Parnigoni begrüßt Integrationsplattform der Bundesregierung

Wien (SK) - "Trotz aller Emotionen sollten wir uns auf die österreichische Tradition besinnen, dass Hass und Intoleranz bei uns nichts verloren haben", unterstrich SPÖ-Sicherheitssprecher Rudolf Parnigoni am Donnerstag im Nationalrat in Richtung von BZÖ und FPÖ-Abgeordnete.
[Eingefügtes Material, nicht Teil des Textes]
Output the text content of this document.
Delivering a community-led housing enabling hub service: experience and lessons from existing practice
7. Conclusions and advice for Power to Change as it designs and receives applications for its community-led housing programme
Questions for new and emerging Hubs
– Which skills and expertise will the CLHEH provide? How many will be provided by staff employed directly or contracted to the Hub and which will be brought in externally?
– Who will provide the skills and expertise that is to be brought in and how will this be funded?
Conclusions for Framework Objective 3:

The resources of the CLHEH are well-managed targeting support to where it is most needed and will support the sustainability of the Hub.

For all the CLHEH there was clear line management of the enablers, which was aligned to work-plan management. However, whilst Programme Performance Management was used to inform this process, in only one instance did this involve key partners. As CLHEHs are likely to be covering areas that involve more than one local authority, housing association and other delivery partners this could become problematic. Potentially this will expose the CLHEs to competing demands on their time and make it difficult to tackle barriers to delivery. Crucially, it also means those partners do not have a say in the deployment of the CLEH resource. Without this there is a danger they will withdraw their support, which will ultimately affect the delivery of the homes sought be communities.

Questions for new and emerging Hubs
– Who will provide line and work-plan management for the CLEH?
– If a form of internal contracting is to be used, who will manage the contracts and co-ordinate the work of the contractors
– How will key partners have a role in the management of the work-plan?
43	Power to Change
Parnigoni wies in seiner Rede auch darauf hin, dass es die Aufgabe des Staates sei, die Freiheit der Religion zu schützen, allerdings sei es auch Aufgabe der Religionsgemeinschaften, darauf zu achten, dass die gesetzlichen Verpflichtungen eingehalten werden. Dies gelte vor allem im Bereich der Schulen, man könne sich nicht einfach vom Sportunterricht abmelden oder weibliche Lehrer ablehnen. Es sei erfreulich, das die Bundesregierung mit der Schaffung der Integrationsplattform zur Lösung diverser Probleme beitrage. ****

Zum sogenannten 'gläsernen Menschen' bemerkte Parnigoni, dass die SPÖ durchaus für weitere Befugnisse für die Exekutive sei, allerdings nur nach richterlichem Beschluss und der Rechtsschutz müsse gewährleistet werde.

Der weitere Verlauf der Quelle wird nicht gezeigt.